Last month, Obama adviser Robert Gibbs referred to the infamous Lincoln Bedroom sleepovers of the Clinton era after the Clinton team demanded that Obama apologize for anti-Clinton remarks by Hollywood producer and Obama backer David Geffen.

And this week, Obama consultant David Axelrod publicly challenged Clinton strategist Mark Penn over his characterization of Obama's stance on the war in Iraq.

The unmasking of de Vellis also cracks the enticing image of the Internet as a freewheeling arena where average citizens engage in vigorous, often provocative, discourse.

“There are thousands of other people who could have made this ad, and I guarantee that more ads like it — by people of all political persuasions — will follow. This shows that the future of American politics rests in the hands of ordinary citizens,” de Vellis wrote, adding: “This ad was not the first citizen ad, and it will not be the last. The game has changed.”

De Vellis said he acted like any techno-savvy, politically attuned Web surfer.

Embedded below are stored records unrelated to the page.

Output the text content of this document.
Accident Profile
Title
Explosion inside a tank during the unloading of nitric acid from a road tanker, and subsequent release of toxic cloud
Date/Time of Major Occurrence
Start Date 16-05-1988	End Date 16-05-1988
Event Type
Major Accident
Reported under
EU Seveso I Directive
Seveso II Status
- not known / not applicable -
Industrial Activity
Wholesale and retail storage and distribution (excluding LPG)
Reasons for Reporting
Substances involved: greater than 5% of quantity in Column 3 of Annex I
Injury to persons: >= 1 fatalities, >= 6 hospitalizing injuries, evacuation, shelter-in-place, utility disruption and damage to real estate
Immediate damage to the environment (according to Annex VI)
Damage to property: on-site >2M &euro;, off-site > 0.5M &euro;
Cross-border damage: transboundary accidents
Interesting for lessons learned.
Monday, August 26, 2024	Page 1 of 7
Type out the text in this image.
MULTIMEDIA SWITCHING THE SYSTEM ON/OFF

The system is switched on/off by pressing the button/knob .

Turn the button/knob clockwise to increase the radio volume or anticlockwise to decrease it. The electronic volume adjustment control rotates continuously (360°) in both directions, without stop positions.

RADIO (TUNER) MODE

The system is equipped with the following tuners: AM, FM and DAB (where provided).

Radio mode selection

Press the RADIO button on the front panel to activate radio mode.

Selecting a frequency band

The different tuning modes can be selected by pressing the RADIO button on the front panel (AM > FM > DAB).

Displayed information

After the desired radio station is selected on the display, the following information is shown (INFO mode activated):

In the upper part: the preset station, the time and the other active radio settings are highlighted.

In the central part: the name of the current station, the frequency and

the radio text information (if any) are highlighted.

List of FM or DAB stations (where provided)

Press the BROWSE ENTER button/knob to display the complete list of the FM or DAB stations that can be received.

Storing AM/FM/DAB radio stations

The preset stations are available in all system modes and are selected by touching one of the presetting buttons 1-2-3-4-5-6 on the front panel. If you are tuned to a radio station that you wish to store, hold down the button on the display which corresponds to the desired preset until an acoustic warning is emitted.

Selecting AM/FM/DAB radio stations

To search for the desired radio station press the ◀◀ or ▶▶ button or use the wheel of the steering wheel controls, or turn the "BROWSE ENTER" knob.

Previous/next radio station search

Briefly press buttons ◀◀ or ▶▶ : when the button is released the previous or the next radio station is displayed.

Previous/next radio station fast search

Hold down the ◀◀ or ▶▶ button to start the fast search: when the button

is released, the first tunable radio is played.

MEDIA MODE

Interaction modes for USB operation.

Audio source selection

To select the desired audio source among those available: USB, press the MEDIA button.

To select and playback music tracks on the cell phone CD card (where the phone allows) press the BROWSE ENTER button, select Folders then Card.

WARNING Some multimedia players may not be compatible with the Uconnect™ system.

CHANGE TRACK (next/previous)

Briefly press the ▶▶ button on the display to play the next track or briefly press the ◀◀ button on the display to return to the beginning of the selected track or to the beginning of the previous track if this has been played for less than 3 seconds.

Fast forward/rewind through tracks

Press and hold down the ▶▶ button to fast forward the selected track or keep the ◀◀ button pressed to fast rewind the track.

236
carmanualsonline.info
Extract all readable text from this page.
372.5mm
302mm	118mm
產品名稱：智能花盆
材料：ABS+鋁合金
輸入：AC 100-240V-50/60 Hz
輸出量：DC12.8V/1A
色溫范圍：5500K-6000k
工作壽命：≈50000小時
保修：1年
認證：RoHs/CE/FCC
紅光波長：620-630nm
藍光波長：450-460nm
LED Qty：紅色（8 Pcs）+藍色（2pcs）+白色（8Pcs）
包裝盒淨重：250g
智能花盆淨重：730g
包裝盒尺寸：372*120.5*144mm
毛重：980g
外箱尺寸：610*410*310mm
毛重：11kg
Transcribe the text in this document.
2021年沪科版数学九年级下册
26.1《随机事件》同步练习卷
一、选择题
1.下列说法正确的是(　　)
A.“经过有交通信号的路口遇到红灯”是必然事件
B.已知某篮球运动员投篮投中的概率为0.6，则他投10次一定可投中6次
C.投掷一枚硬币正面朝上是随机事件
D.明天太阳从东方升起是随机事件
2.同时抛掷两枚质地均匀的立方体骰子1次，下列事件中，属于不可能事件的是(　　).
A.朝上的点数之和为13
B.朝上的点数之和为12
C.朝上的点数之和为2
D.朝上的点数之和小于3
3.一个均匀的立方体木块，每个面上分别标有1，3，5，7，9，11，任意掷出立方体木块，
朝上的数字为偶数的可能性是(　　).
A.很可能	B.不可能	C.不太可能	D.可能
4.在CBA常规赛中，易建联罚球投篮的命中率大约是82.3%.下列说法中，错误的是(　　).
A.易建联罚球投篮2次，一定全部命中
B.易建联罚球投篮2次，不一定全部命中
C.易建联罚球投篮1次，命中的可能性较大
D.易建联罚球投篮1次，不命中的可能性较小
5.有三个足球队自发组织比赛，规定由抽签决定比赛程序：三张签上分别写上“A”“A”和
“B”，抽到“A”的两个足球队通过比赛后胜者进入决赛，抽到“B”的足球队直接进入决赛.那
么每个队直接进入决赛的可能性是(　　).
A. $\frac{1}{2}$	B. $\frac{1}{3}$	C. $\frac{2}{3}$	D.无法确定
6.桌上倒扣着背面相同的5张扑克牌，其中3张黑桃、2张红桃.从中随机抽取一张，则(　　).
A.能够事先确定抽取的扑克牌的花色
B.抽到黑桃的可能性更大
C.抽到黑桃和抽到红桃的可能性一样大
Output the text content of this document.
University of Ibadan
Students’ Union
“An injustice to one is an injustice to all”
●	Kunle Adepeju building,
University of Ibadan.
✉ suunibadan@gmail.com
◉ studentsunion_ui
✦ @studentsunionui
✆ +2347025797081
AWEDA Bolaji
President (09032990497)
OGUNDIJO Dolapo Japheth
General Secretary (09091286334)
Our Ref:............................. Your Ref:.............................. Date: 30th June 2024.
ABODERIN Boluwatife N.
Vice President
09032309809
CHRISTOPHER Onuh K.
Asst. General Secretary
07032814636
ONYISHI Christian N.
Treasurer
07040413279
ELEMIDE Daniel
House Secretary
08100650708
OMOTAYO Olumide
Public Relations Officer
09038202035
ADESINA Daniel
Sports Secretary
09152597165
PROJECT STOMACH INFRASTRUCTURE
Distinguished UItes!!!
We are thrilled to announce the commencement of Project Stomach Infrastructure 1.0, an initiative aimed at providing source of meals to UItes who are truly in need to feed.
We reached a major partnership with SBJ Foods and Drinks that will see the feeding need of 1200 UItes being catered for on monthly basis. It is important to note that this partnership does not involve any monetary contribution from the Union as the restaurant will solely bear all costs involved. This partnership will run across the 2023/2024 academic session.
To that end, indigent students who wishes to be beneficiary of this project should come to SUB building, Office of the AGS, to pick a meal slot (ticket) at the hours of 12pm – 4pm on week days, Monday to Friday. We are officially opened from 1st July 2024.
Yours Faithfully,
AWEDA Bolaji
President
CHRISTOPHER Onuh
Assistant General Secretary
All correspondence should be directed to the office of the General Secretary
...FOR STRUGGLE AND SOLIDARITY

He said he worked on a Sunday in his apartment, using his Mac computer and video editing software to alter an updated version of a classic Apple ad that aired during the Super Bowl in 1984.

But the fact remains that de Vellis was a political professional. He had worked for Democratic Rep. Sherrod Brown in his successful campaign for U.S. Senate in Ohio. And he was working for a firm with political clients, including Obama.

"Obviously some people are going to look at this and see that I'm working in politics and they'll think that it's kind of disingenuous or not genuine," de Vellis said in an interview with The Associated Press. "I still think that ordinary citizens can change politics. It could have been anyone else who could have made this ad."

The ad portrayed Clinton on a huge television screen addressing an audience that sat in a trancelike state. A female athlete, running ahead of storm troopers, sprints into the auditorium and tosses a hammer at the screen, destroying Clinton's image. "On January 14th the Democratic primary will begin," the text states. "And you will see why 2008 isn't going to be like '1984.'" It signs off with "BarackObama.com"

In the interview, and later in a blog written for the Huffington Post, de Vellis expressed pride in his creation, while acknowledging that his employers are "disappointed and angry at me, and deservedly so."

"It changes the trajectory of my career," he said.